Une mobilité européenne désormais accessible aux demandeurs d'emploi
Créé en 1987 pour les étudiants, le programme Erasmus — qui a permis à plus de 14 millions d'entre eux de partir étudier — a évolué. Depuis son élargissement en 2014, Erasmus+ vise aussi à renforcer les compétences des adultes, et en particulier des personnes en recherche d'emploi. Pour les demandeurs d'emploi inscrits à France Travail, le dispositif offre la possibilité d'effectuer un stage professionnel de deux à six mois dans un autre État membre de l'Union européenne.

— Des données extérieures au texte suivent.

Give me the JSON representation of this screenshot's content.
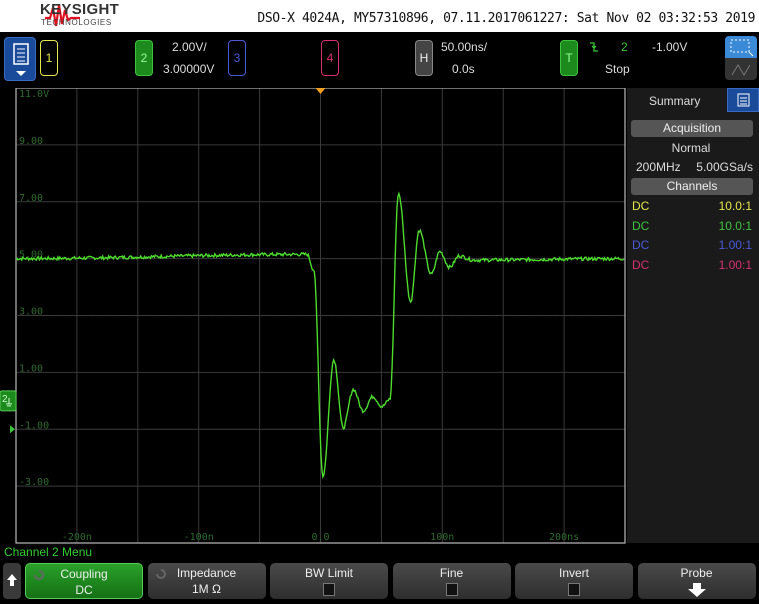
{
  "header": {
    "brand": "KEYSIGHT",
    "brand_sub": "TECHNOLOGIES",
    "device_info": "DSO-X 4024A, MY57310896, 07.11.2017061227: Sat Nov 02 03:32:53 2019"
  },
  "topbar": {
    "ch1": {
      "label": "1",
      "color": "#e6e64a"
    },
    "ch2": {
      "label": "2",
      "color": "#3cc43c",
      "scale": "2.00V/",
      "offset": "3.00000V"
    },
    "ch3": {
      "label": "3",
      "color": "#4a5ad8"
    },
    "ch4": {
      "label": "4",
      "color": "#d83070"
    },
    "horizontal": {
      "label": "H",
      "scale": "50.00ns/",
      "delay": "0.0s"
    },
    "trigger": {
      "label": "T",
      "slope_icon": "falling-edge-icon",
      "source": "2",
      "level": "-1.00V",
      "status": "Stop"
    }
  },
  "plot": {
    "y_labels": [
      "11.0V",
      "9.00",
      "7.00",
      "5.00",
      "3.00",
      "1.00",
      "-1.00",
      "-3.00"
    ],
    "x_labels": [
      "-200n",
      "-100n",
      "0.0",
      "100n",
      "200ns"
    ],
    "channel_marker": "2",
    "trace_color": "#4cdc2c"
  },
  "chart_data": {
    "type": "line",
    "xlim": [
      -250,
      250
    ],
    "ylim": [
      -5,
      11
    ],
    "x_unit": "ns",
    "y_unit": "V",
    "series": [
      {
        "points": [
          [
            -250,
            5.0
          ],
          [
            -11,
            5.15
          ],
          [
            -5.5,
            4.6
          ],
          [
            2,
            -2.65
          ],
          [
            11,
            1.45
          ],
          [
            18.6,
            -0.95
          ],
          [
            27,
            0.4
          ],
          [
            35,
            -0.35
          ],
          [
            43,
            0.15
          ],
          [
            50.5,
            -0.2
          ],
          [
            57,
            0.05
          ],
          [
            64,
            7.3
          ],
          [
            74,
            3.5
          ],
          [
            81,
            6.0
          ],
          [
            91,
            4.45
          ],
          [
            98,
            5.25
          ],
          [
            106,
            4.7
          ],
          [
            114,
            5.1
          ],
          [
            125,
            4.95
          ],
          [
            250,
            5.0
          ]
        ]
      }
    ]
  },
  "side": {
    "tab": "Summary",
    "acq_button": "Acquisition",
    "acq_mode": "Normal",
    "bandwidth": "200MHz",
    "sample_rate": "5.00GSa/s",
    "channels_button": "Channels",
    "channels": [
      {
        "coupling": "DC",
        "probe": "10.0:1",
        "color": "#e6e64a"
      },
      {
        "coupling": "DC",
        "probe": "10.0:1",
        "color": "#3cc43c"
      },
      {
        "coupling": "DC",
        "probe": "1.00:1",
        "color": "#4a5ad8"
      },
      {
        "coupling": "DC",
        "probe": "1.00:1",
        "color": "#d83070"
      }
    ]
  },
  "menu": {
    "title": "Channel 2 Menu",
    "softkeys": [
      {
        "label": "Coupling",
        "value": "DC"
      },
      {
        "label": "Impedance",
        "value": "1M Ω"
      },
      {
        "label": "BW Limit"
      },
      {
        "label": "Fine"
      },
      {
        "label": "Invert"
      },
      {
        "label": "Probe"
      }
    ]
  }
}
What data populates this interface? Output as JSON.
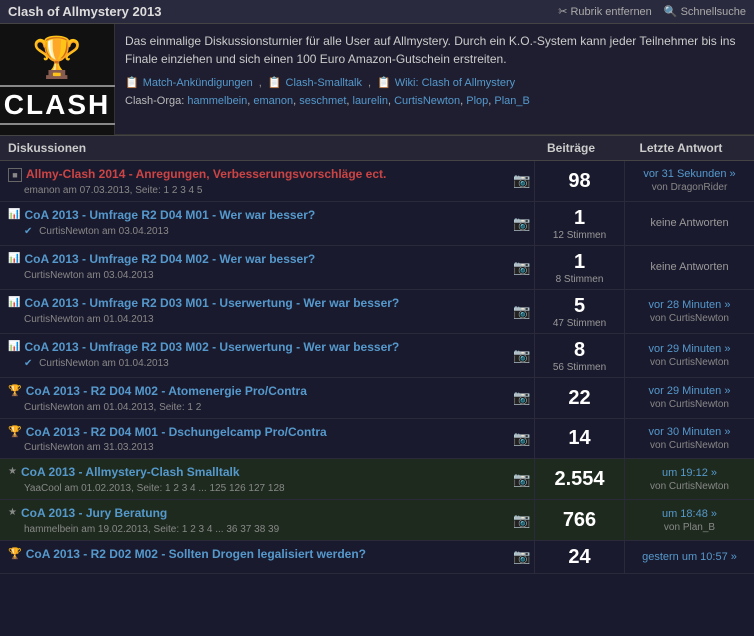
{
  "header": {
    "title": "Clash of Allmystery 2013",
    "rubrik_label": "Rubrik entfernen",
    "schnellsuche_label": "Schnellsuche"
  },
  "info": {
    "description": "Das einmalige Diskussionsturnier für alle User auf Allmystery. Durch ein K.O.-System kann jeder Teilnehmer bis ins Finale einziehen und sich einen 100 Euro Amazon-Gutschein erstreiten.",
    "links": [
      {
        "icon": "📋",
        "text": "Match-Ankündigungen"
      },
      {
        "icon": "📋",
        "text": "Clash-Smalltalk"
      },
      {
        "icon": "📋",
        "text": "Wiki: Clash of Allmystery"
      }
    ],
    "orga_label": "Clash-Orga:",
    "orga_users": [
      "hammelbein",
      "emanon",
      "seschmet",
      "laurelin",
      "CurtisNewton",
      "Plop",
      "Plan_B"
    ]
  },
  "table": {
    "col_discussions": "Diskussionen",
    "col_beitraege": "Beiträge",
    "col_letzte": "Letzte Antwort"
  },
  "rows": [
    {
      "icon_type": "box",
      "title": "Allmy-Clash 2014 - Anregungen, Verbesserungsvorschläge ect.",
      "title_color": "red",
      "meta": "emanon am 07.03.2013, Seite: 1 2 3 4 5",
      "beitraege": "98",
      "beitraege_sub": "",
      "letzte_time": "vor 31 Sekunden »",
      "letzte_von": "von DragonRider",
      "highlight": false
    },
    {
      "icon_type": "q",
      "title": "CoA 2013 - Umfrage R2 D04 M01 - Wer war besser?",
      "title_color": "normal",
      "meta": "CurtisNewton am 03.04.2013",
      "check": true,
      "beitraege": "1",
      "beitraege_sub": "12 Stimmen",
      "letzte_time": "keine Antworten",
      "letzte_von": "",
      "highlight": false
    },
    {
      "icon_type": "q",
      "title": "CoA 2013 - Umfrage R2 D04 M02 - Wer war besser?",
      "title_color": "normal",
      "meta": "CurtisNewton am 03.04.2013",
      "beitraege": "1",
      "beitraege_sub": "8 Stimmen",
      "letzte_time": "keine Antworten",
      "letzte_von": "",
      "highlight": false
    },
    {
      "icon_type": "q",
      "title": "CoA 2013 - Umfrage R2 D03 M01 - Userwertung - Wer war besser?",
      "title_color": "normal",
      "meta": "CurtisNewton am 01.04.2013",
      "beitraege": "5",
      "beitraege_sub": "47 Stimmen",
      "letzte_time": "vor 28 Minuten »",
      "letzte_von": "von CurtisNewton",
      "highlight": false
    },
    {
      "icon_type": "q",
      "title": "CoA 2013 - Umfrage R2 D03 M02 - Userwertung - Wer war besser?",
      "title_color": "normal",
      "meta": "CurtisNewton am 01.04.2013",
      "check": true,
      "beitraege": "8",
      "beitraege_sub": "56 Stimmen",
      "letzte_time": "vor 29 Minuten »",
      "letzte_von": "von CurtisNewton",
      "highlight": false
    },
    {
      "icon_type": "trophy",
      "title": "CoA 2013 - R2 D04 M02 - Atomenergie Pro/Contra",
      "title_color": "normal",
      "meta": "CurtisNewton am 01.04.2013, Seite: 1 2",
      "beitraege": "22",
      "beitraege_sub": "",
      "letzte_time": "vor 29 Minuten »",
      "letzte_von": "von CurtisNewton",
      "highlight": false
    },
    {
      "icon_type": "trophy",
      "title": "CoA 2013 - R2 D04 M01 - Dschungelcamp Pro/Contra",
      "title_color": "normal",
      "meta": "CurtisNewton am 31.03.2013",
      "beitraege": "14",
      "beitraege_sub": "",
      "letzte_time": "vor 30 Minuten »",
      "letzte_von": "von CurtisNewton",
      "highlight": false
    },
    {
      "icon_type": "star",
      "title": "CoA 2013 - Allmystery-Clash Smalltalk",
      "title_color": "normal",
      "meta": "YaaCool am 01.02.2013, Seite: 1 2 3 4 ... 125 126 127 128",
      "beitraege": "2.554",
      "beitraege_sub": "",
      "letzte_time": "um 19:12 »",
      "letzte_von": "von CurtisNewton",
      "highlight": true
    },
    {
      "icon_type": "star",
      "title": "CoA 2013 - Jury Beratung",
      "title_color": "normal",
      "meta": "hammelbein am 19.02.2013, Seite: 1 2 3 4 ... 36 37 38 39",
      "beitraege": "766",
      "beitraege_sub": "",
      "letzte_time": "um 18:48 »",
      "letzte_von": "von Plan_B",
      "highlight": true
    },
    {
      "icon_type": "trophy",
      "title": "CoA 2013 - R2 D02 M02 - Sollten Drogen legalisiert werden?",
      "title_color": "normal",
      "meta": "",
      "beitraege": "24",
      "beitraege_sub": "",
      "letzte_time": "gestern um 10:57 »",
      "letzte_von": "",
      "highlight": false
    }
  ]
}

Ce que cela change pour les demandeurs d'emploi
La mobilité vise à améliorer l'employabilité par plusieurs leviers : montée en compétences techniques, pratique linguistique et exposition à des méthodes de travail différentes. Le stage à l'étranger peut donc constituer une réponse concrète pour ceux qui cherchent à actualiser leur CV ou à acquérir une expérience valorisable par les employeurs français.
- Durée : de 2 à 6 mois.
- Conditions : être inscrit à France Travail, résider en France et être ressortissant de l'Espace économique européen ou disposer du droit de travailler dans le pays d'accueil.
- Profil : pas de condition d'âge ou de diplôme ; autonomie, curiosité et capacité d'adaptation recommandées par les services.
Priorité aux publics « moins d'opportunités » jusqu'en 2027
Une mise à jour de 2026 du programme introduit une priorisation : « les personnes en situation de 'moins d'opportunités' » bénéficient d'un accès prioritaire. Cela englobe, entre autres, les chercheurs d'emploi de longue durée et les bénéficiaires du RSA, d'après les informations publiées par TF1 Info. Cette priorisation doit être comprise comme une manière de concentrer les moyens sur les profils dont la mobilité pourrait produire le plus d'effet en termes d'insertion.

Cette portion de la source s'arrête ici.